Monday, January 19, 2015

Why you should charge an outrageous price for your farms production

So I'm going to put a theory out there for you folks to think about.  Here it is:  

Charge an outrageous price for your farms production -- your customers will be happier.  

I know, it seems pretty silly -- how can paying more money make a customer happier, especially when it comes to food.  We live in a culture that has made price the biggest factor that a lot of people choose food by.  

Now I know that everyone here is probably concerned about food quality, more so than most  - and all of you want the animals involved in farming to be treated well at all times, so this isn't a typical audience.  But for most consumers, the choice about their food is mostly about price, and there's a segment of the market... pretty large segment, that considers food that is higher priced to be more satisfying than cheaper food.  Even when it's the same food.  

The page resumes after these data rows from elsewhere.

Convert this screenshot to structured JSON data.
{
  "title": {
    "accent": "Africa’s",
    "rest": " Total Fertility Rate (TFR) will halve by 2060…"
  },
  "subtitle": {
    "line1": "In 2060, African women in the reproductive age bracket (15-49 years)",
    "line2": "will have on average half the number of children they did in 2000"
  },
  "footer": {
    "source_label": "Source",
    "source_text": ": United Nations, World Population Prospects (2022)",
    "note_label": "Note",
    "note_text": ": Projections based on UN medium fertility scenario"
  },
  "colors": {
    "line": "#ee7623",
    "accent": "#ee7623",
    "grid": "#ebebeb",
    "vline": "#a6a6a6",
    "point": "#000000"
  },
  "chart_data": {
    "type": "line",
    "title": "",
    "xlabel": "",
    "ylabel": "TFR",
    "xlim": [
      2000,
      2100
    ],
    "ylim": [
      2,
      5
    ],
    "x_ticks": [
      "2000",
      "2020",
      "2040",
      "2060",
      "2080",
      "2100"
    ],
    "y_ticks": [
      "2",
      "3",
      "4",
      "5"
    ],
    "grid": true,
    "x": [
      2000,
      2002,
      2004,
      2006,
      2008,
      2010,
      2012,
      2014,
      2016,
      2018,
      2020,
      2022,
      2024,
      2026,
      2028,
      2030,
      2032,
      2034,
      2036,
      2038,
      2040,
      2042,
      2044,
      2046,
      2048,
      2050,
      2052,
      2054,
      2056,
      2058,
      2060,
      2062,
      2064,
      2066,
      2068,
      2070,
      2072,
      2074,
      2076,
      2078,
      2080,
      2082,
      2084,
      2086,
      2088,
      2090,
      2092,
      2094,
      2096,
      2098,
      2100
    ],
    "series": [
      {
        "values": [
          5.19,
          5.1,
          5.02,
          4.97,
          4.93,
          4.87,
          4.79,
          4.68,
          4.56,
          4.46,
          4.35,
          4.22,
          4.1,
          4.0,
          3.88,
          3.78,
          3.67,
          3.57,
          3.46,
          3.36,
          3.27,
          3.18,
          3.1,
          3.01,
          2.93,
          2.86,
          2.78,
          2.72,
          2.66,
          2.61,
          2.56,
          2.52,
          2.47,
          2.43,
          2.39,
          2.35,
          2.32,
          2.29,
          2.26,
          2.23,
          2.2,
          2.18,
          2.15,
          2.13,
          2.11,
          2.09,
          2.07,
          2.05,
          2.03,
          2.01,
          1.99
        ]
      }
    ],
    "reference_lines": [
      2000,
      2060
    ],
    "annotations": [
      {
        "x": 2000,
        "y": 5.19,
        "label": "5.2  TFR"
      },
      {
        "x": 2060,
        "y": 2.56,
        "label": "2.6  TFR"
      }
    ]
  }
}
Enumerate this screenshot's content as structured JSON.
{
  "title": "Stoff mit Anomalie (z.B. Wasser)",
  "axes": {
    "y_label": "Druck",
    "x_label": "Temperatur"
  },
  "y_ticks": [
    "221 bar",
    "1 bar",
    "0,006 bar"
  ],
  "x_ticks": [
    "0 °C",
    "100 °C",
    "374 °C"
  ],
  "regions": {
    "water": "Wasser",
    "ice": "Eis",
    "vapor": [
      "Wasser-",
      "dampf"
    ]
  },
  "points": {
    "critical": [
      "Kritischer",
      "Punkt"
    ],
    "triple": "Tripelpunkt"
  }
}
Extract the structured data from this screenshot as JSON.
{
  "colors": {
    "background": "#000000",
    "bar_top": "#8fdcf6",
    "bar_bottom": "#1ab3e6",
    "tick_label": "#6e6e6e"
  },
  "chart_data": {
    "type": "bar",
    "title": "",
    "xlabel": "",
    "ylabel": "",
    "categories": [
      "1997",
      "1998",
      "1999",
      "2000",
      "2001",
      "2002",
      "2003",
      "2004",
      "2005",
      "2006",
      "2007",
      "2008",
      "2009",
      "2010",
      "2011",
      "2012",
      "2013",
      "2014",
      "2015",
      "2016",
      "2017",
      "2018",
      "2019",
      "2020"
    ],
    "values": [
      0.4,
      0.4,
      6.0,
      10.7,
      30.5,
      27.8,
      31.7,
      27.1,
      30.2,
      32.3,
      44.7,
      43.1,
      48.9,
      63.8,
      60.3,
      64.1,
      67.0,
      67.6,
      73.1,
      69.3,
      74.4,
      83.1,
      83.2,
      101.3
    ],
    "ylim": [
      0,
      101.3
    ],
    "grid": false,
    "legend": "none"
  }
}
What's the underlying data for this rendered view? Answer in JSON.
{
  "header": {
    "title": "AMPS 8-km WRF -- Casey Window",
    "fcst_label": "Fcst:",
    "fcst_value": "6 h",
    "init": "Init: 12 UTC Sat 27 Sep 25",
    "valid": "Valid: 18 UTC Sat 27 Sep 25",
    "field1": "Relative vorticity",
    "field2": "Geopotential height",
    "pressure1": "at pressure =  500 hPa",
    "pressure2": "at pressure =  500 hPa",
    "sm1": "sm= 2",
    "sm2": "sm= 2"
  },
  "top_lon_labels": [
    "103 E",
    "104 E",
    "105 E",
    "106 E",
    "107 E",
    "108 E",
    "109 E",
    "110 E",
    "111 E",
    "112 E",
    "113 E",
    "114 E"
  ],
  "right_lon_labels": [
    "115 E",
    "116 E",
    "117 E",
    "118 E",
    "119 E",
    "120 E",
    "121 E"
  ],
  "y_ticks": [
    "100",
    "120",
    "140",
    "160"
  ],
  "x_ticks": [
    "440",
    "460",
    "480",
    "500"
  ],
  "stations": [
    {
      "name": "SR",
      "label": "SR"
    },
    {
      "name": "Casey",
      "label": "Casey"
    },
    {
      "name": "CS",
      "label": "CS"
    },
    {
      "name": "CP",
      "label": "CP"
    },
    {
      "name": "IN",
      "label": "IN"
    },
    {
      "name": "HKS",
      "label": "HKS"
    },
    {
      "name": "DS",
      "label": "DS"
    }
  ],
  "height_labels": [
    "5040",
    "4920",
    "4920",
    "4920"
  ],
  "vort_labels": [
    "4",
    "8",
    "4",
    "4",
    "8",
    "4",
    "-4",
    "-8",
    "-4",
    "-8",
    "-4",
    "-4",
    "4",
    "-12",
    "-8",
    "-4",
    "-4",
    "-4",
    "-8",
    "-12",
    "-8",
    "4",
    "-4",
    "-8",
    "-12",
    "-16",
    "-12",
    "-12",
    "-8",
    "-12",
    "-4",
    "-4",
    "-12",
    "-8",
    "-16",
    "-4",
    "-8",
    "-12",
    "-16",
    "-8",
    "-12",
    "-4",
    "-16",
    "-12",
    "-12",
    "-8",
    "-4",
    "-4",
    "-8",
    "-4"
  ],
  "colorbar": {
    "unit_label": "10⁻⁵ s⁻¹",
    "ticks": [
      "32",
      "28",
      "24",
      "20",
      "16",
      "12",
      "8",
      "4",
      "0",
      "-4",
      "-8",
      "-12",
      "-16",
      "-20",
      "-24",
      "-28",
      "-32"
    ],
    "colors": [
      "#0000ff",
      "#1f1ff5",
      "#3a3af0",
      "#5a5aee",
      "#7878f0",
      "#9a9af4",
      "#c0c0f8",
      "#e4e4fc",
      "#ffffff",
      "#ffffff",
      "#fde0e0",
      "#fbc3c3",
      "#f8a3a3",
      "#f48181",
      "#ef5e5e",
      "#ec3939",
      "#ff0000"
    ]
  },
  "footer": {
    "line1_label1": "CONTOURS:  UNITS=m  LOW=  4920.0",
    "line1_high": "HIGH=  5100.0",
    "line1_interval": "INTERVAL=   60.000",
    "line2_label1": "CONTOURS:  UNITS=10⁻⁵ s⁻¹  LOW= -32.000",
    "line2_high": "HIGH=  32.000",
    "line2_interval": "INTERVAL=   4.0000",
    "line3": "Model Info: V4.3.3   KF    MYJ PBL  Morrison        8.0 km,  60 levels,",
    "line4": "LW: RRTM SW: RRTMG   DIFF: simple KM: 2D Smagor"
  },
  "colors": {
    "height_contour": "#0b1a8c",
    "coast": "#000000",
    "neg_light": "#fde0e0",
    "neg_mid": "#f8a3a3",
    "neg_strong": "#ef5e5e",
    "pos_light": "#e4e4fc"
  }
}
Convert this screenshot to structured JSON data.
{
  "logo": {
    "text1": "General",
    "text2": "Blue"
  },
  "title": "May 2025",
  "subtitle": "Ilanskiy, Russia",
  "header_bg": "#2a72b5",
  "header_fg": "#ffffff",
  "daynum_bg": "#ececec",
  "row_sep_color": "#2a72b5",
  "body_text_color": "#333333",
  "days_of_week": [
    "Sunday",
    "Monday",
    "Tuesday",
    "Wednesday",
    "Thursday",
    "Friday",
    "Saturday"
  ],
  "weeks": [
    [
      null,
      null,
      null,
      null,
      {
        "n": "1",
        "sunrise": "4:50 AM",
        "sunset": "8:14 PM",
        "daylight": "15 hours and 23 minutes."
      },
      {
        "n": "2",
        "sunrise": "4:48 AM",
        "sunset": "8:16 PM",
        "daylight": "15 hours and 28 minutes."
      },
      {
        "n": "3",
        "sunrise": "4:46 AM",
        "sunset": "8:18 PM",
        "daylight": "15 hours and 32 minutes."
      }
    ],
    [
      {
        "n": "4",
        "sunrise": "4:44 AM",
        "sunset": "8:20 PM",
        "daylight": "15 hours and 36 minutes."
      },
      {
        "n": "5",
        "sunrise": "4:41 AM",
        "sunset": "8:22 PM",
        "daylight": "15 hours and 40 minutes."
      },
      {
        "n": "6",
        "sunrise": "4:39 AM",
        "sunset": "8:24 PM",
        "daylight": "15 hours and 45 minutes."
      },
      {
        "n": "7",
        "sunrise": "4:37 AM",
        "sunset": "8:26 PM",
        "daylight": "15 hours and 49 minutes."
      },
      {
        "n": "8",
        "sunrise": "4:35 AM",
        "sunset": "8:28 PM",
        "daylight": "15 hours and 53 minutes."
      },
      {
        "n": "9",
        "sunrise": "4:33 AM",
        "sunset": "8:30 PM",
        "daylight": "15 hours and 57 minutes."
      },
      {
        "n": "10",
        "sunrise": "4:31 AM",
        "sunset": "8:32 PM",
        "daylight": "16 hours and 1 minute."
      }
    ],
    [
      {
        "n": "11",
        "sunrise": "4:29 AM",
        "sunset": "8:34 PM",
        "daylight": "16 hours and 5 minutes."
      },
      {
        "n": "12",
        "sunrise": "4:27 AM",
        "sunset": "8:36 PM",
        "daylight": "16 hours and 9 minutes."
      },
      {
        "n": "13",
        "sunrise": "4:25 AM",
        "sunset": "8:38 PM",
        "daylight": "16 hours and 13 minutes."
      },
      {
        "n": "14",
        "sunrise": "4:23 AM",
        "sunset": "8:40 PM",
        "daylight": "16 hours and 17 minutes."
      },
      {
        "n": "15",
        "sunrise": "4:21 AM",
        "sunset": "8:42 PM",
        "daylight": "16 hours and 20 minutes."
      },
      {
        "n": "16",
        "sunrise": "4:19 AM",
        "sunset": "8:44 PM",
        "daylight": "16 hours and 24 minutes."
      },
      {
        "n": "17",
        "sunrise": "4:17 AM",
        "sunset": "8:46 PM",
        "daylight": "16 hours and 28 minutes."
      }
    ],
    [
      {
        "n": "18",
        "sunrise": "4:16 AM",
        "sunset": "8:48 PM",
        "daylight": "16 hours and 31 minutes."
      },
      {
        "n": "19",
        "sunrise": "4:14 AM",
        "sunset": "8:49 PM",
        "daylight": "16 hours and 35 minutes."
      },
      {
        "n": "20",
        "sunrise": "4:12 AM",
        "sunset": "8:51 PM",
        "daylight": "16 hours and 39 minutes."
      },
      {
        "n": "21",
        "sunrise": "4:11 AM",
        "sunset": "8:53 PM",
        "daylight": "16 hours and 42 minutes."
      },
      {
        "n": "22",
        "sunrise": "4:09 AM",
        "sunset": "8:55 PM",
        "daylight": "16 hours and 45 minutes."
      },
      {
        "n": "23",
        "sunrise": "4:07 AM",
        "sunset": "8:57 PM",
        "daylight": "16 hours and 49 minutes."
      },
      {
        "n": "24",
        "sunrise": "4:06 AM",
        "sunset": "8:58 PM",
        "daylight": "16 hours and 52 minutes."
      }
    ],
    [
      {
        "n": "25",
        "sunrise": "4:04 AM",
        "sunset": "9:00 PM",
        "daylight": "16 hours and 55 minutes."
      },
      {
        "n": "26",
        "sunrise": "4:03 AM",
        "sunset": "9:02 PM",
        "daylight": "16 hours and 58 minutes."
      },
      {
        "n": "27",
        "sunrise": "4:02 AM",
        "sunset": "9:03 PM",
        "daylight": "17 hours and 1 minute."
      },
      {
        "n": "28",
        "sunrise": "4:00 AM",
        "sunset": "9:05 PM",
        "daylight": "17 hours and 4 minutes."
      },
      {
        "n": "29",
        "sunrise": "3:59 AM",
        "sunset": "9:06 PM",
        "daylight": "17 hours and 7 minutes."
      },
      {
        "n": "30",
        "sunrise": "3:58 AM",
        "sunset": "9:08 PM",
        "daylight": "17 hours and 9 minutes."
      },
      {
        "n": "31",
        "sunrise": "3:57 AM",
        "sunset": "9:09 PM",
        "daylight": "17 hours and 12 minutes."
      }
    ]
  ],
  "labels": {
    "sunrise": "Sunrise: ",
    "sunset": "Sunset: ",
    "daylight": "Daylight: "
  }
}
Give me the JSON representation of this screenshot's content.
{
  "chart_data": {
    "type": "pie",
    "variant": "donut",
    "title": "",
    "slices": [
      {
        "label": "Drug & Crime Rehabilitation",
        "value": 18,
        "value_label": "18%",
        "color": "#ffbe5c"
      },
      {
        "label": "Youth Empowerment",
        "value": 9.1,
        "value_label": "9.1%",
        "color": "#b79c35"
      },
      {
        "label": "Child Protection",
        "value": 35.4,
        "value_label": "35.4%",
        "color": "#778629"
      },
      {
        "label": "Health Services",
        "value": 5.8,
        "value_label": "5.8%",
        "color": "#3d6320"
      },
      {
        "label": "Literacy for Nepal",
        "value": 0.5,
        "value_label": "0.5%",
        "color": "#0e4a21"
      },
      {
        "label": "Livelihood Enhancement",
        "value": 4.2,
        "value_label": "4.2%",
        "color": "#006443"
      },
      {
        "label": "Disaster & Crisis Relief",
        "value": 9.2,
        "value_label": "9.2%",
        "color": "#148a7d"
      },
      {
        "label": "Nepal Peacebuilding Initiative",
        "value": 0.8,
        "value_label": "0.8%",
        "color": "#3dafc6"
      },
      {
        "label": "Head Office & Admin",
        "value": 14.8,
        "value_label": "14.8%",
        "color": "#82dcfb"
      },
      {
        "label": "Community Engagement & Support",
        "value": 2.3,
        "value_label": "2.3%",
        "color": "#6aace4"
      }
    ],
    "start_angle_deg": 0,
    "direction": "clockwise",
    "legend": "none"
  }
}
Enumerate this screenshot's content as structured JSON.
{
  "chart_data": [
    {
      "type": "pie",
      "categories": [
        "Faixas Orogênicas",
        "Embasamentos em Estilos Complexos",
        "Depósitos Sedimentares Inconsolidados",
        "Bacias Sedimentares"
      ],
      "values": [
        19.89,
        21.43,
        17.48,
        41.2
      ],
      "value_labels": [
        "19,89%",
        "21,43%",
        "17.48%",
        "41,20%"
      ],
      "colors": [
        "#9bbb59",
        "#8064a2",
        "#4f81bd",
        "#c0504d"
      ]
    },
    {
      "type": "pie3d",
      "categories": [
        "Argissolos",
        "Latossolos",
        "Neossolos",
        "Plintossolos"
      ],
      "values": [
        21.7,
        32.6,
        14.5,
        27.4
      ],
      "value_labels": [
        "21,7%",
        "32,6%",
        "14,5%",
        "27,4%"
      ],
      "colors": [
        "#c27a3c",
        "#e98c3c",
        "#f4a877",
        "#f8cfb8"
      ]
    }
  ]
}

Seem hard to believe?    Lets take Wine as an example.   There are hundreds of thousands of people who talk at length about wine.  Where it's produced, the production method, the variety of grape, how its crushed... all sorts of stuff. 

but... study after study has shown that the more people pay for wine the more satisfied they are with the wine they purchased.  No matter what the actual qualities of the wine.  'Cheap' wine tastes better when you pay more for it.  

It's a little worse than you think.  I had to laugh at this study that showed that a good number of people actually preferred the taste of dog food vs various pates.   Could it be the expense of the pate makes it tastier, and more satisfying?  I would think so.  Certainly dog food is cheaper -- and since the taste is pretty similar, we can probably save a whole bunch of money at the next cocktail party!

The truth is that wine people really can't tell the difference between wines very well at all, and people are using price as a surrogate for quality.  If it is more expensive, it's better.  

So the next time that you sell something, consider carefully the satisfaction of your customer.  A few more bucks paid might be the difference between just an average chicken and the best chicken they ever ate.  




4 comments:

Bill Gauch said...

That works up to a point. The strange point is that each individual has a specific point. My wife bought a free-range, certified organic chicken at an upscale farmers market one time. She paid the equivalent of $6/lb. It had a huge layer of fat and almost no flavor. She wanted to buy one of the heritage breed chickens ($9/lb.) the following weekend and I said, "No!" The one she bought wasn't any better than a supermarket brand chicken for $.99/lb. It's also the same reason that I've never bought meat from any of the local small farms. They want me to pay $11/lb. for ground beef, and $28/lb. for tenderloin for grass fed (finished on grain) beef. My price point is obviously quite low.

Steve said...

After reading, Think Like a Freak, we decided we are going to invite friends and family over for a blind tasting. With a brother-in-law growing wine grapes we have become used to expensive wine, but my wife says she can't taste the difference. We're going to find out.

We definitely can taste the difference of grass fed beef and small farm raised pork.

Gold Forest Grains said...

Good article and an accurate theory I would say.

There are certainly some areas where cost is more of an issue than others. In an area with a larger number of competitive farms, the price will certainly matter to consumers because all of the meat is the same (ie grass fed, organic, heritage, whatever)

I was having a discussion today with another local farmer. We were talking about marketing etc. Very important to me to produce farm products that fill a gap in your local food scene...then, as you point out, you can charge a price that makes you and your family a better living.

Nick Keenan said...

Bruce, I've been following the blog for a while and I seem to recall in the past your posting that it's immoral to produce food that isn't affordable.

I think there's a middle ground. A lot of farmers -- not just farmers, small business people in general -- have trouble charging a fair price for their time, effort, talent and expertise. If you do charge a fair price your meat is going to be expensive -- the way any hand-made object is going to be more expensive than a factory-made one.

Some people like to buy hand made things, it makes them happy. Let them.